河川水や湖沼水、海水といった環境試料には測定元素以外のマトリックス成分が多く含まれる。このマトリックス成分はICP-MSで測定を行う場合、いろいろな問題が発生する。その一つにはクールプラズマの説明で述べたスペクトル干渉がある。クールプラズマはアルゴン起因の分子イオンは低減できるが、試料中に含まれる元素の分子イオンは逆に多くなる。またマトリックスによる感度の減感作用が大きいため環境試料には事実上用いることができない。したがって別のアプローチを用いてスペクトル干渉を低減する必要がある。分子イオンには何種類かの形態があり、そのなかで特に酸化物の分子イオンの影響が大きい。酸化物イオンの生成は試料中の水(H2O)の酸素から酸化物イオンになる割合が大きい。したがって試料の水分の割合を減らすことによって酸化物の生成はかなり低くすることができる。また、プラズマ条件や真空部のサンプリングインターフェイスの形状などによっても酸化物の生成割合は大きく変わるため、これらを最適化することにより酸化物の生成を下げることができる。SPQ9000では、微少量ネブライザー(水分量を低下)、スプレーチャンバーの冷却(脱水効果)、環境分析試料用のプラズマトーチ(プラズマ条件を分子イオンができにくい状態にする)、環境分析試料用のコーン(分子イオンの生成を低くする)を用いることによりスペクトル干渉を少なく測定が可能になる。

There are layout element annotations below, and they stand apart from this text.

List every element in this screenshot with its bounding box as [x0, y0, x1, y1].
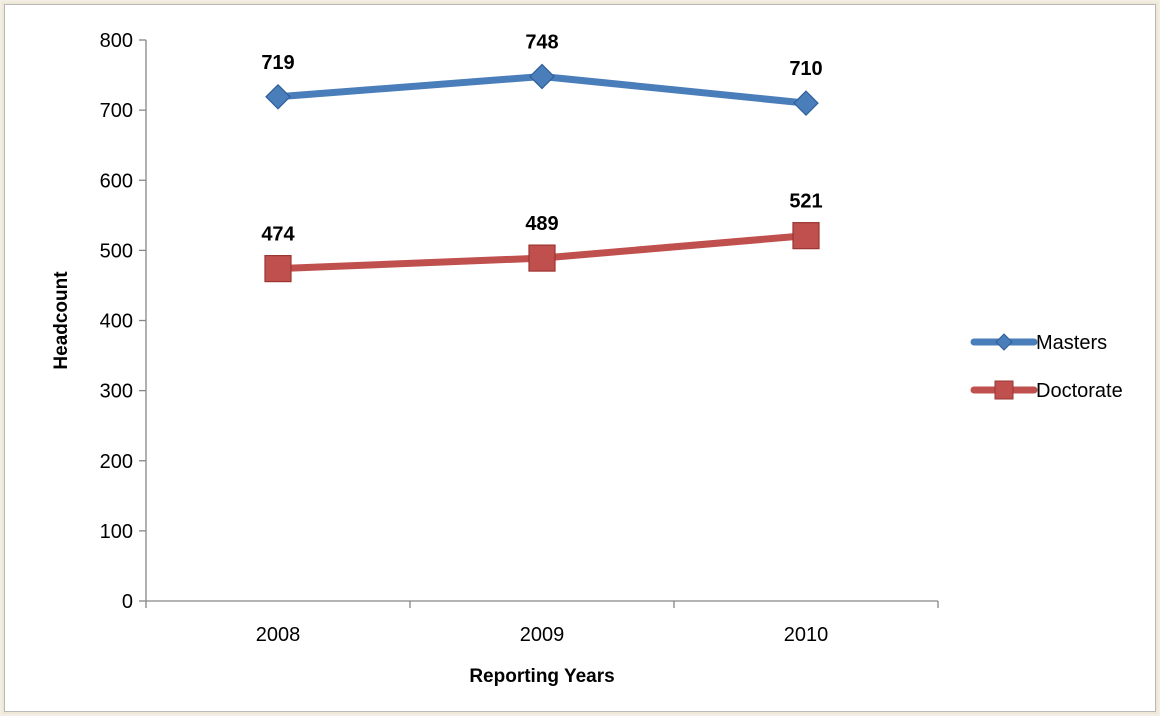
legend-marker-masters [995, 333, 1013, 351]
y-tick-label: 300 [100, 381, 133, 403]
y-tick-label: 700 [100, 100, 133, 122]
data-label-masters: 710 [789, 58, 822, 80]
legend-label-doctorate: Doctorate [1036, 380, 1123, 402]
data-point-doctorate [264, 255, 292, 283]
data-point-masters [265, 83, 291, 110]
y-tick-label: 600 [100, 170, 133, 192]
y-tick-label: 400 [100, 311, 133, 333]
data-label-doctorate: 474 [261, 224, 295, 246]
x-axis-title: Reporting Years [469, 666, 614, 687]
y-tick-label: 0 [122, 591, 133, 613]
chart-frame [4, 4, 1156, 712]
y-tick-label: 800 [100, 30, 133, 52]
data-point-masters [529, 63, 555, 90]
x-tick-label: 2010 [784, 624, 829, 646]
y-tick-label: 200 [100, 451, 133, 473]
data-point-masters [793, 90, 819, 116]
legend: Masters Doctorate [970, 332, 1123, 402]
data-label-masters: 719 [261, 52, 294, 74]
x-tick-label: 2008 [256, 624, 301, 646]
y-tick-label: 100 [100, 521, 133, 543]
y-tick-label: 500 [100, 240, 133, 262]
x-tick-label: 2009 [520, 624, 565, 646]
data-labels: 719 748 710 474 489 521 [261, 31, 822, 245]
y-axis-title: Headcount [51, 271, 72, 370]
legend-marker-doctorate [994, 380, 1014, 400]
data-label-doctorate: 521 [789, 191, 822, 213]
legend-label-masters: Masters [1036, 332, 1107, 354]
data-label-masters: 748 [525, 31, 558, 53]
series-layer [264, 63, 820, 283]
data-point-doctorate [792, 222, 820, 250]
data-label-doctorate: 489 [525, 213, 558, 235]
data-point-doctorate [528, 244, 556, 272]
axes: 0 100 200 300 400 500 600 700 800 2008 2009 2010 [100, 30, 939, 646]
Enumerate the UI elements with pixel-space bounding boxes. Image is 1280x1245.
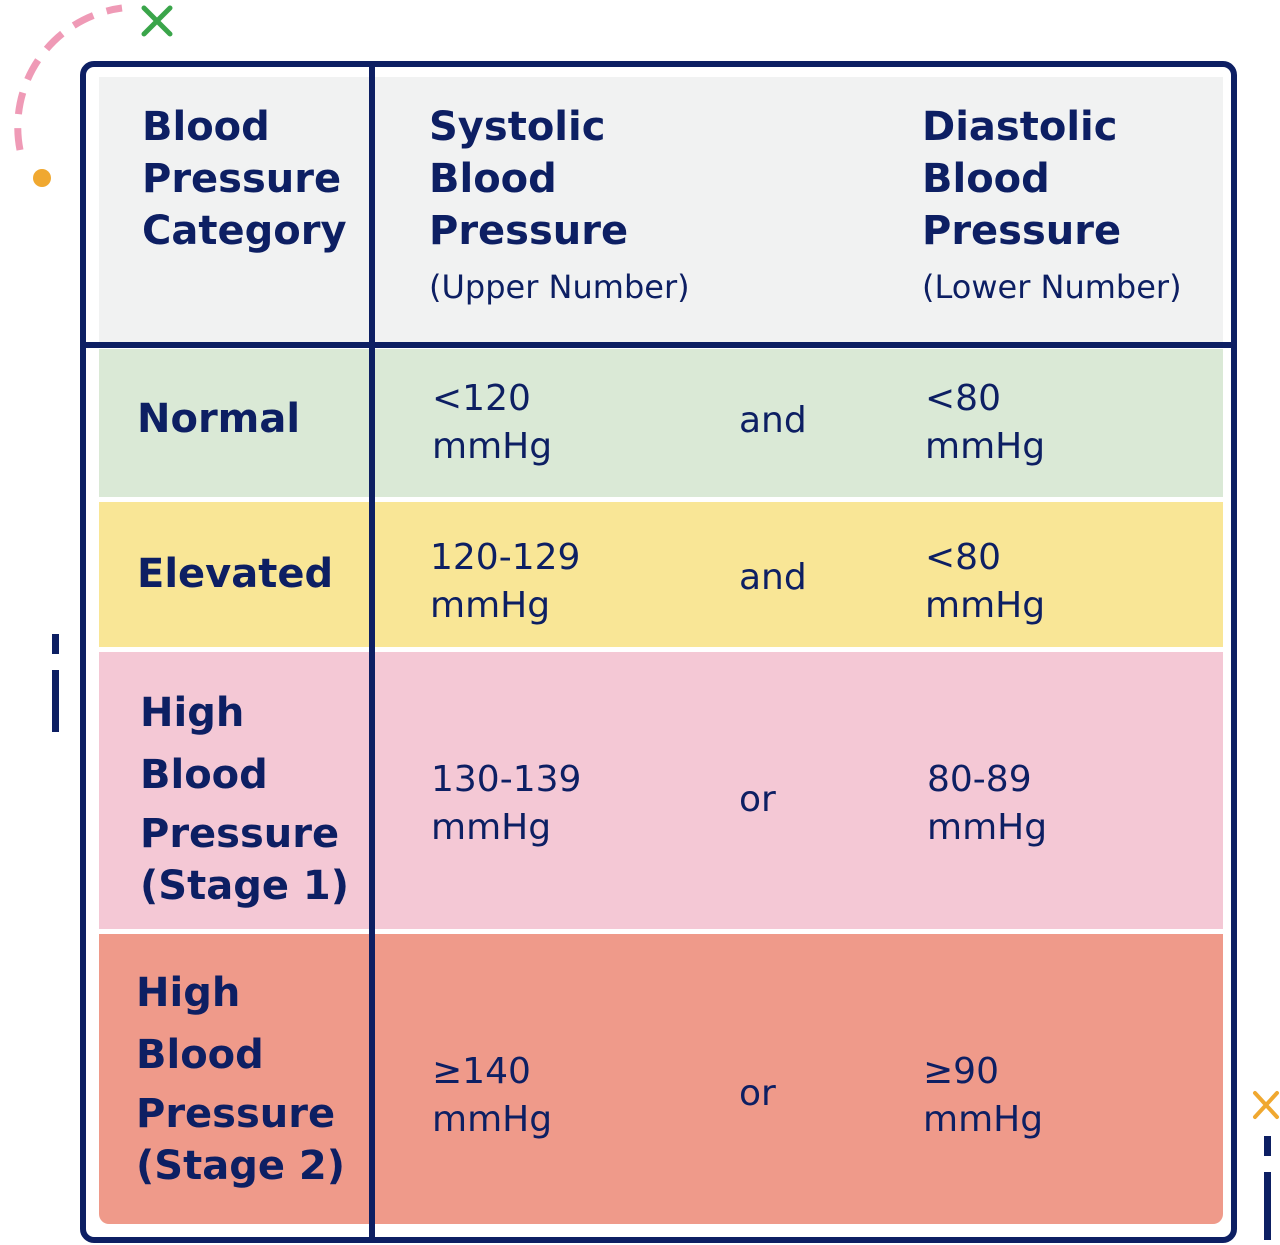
diastolic-normal: <80 mmHg: [925, 378, 1046, 467]
conjunction-normal: and: [739, 400, 807, 441]
category-normal: Normal: [137, 396, 301, 442]
right-tick-marks: [1264, 1136, 1271, 1240]
systolic-elevated: 120-129 mmHg: [430, 537, 581, 626]
orange-cross-icon: [1253, 1091, 1279, 1119]
table-header: Blood Pressure Category Systolic Blood P…: [99, 77, 1223, 342]
blood-pressure-table: Blood Pressure Category Systolic Blood P…: [80, 61, 1237, 1243]
conjunction-elevated: and: [739, 557, 807, 598]
row-elevated: Elevated 120-129 mmHg and <80 mmHg: [99, 502, 1223, 647]
conjunction-stage-2: or: [739, 1073, 776, 1114]
column-divider: [369, 67, 375, 1237]
header-diastolic: Diastolic Blood Pressure (Lower Number): [922, 104, 1182, 306]
green-cross-icon: [141, 5, 173, 37]
systolic-normal: <120 mmHg: [432, 378, 553, 467]
header-systolic: Systolic Blood Pressure (Upper Number): [429, 104, 690, 306]
row-stage-2: High Blood Pressure (Stage 2) ≥140 mmHg …: [99, 934, 1223, 1224]
orange-dot-icon: [33, 169, 51, 187]
diastolic-stage-2: ≥90 mmHg: [923, 1051, 1044, 1140]
category-elevated: Elevated: [137, 551, 334, 597]
header-category: Blood Pressure Category: [142, 104, 347, 254]
systolic-stage-2: ≥140 mmHg: [432, 1051, 553, 1140]
conjunction-stage-1: or: [739, 779, 776, 820]
category-stage-1: High Blood Pressure (Stage 1): [140, 690, 350, 909]
diastolic-elevated: <80 mmHg: [925, 537, 1046, 626]
systolic-stage-1: 130-139 mmHg: [431, 759, 582, 848]
row-normal: Normal <120 mmHg and <80 mmHg: [99, 349, 1223, 497]
left-tick-marks: [52, 634, 59, 732]
header-divider: [86, 342, 1231, 348]
category-stage-2: High Blood Pressure (Stage 2): [136, 970, 346, 1189]
diastolic-stage-1: 80-89 mmHg: [927, 759, 1048, 848]
row-stage-1: High Blood Pressure (Stage 1) 130-139 mm…: [99, 652, 1223, 929]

表3に日本分析化学から販売されている標準河川水(JAC0031)の測定例を示す。

3-3 クロマトとの接続例

有害元素にはヒ素やクロム、臭素などのように化学形態によって毒性の異なるものがある。ICP-MSで測定する場合、トータルの濃度の情報しか得られないので毒性の大きさまではわからない。そこで最近では化学形態別に分析するためにイオンクロマト(以下IC)、液体クロマト(以下HPLC)といったクロマト装置と接続する手法が注目されている。この場合、ICP-MSはクロマト装置の検出器として活用され、クロマト装置単体のときに比べ高感度化を図ることが可能である。ここではICと接続して水道水中の臭素酸イオンと臭化物イオンを同時に分析した例を紹介する。

臭化物イオン自体には有害性はないが、水道水の消毒にオゾン処理を用いると副生成物として臭素酸イオンが生成される。この臭素酸イオンには有害性がある。そこで臭素が臭素酸イオンとしてどのくらい含まれているか判明することは重要である。ICはダイオネクス株式社製DX-500を用いた。

図4にICと接続したときの臭素酸イオンと臭化物イオンの測定結果を示す。


また、表4には、IC単体で測定した場合(IC法)とICP-MSと接続したとき(本法)の検出下限を示す。


注入量を500µLにした場合ではICのみに比べ検出下限が20倍以上向上した。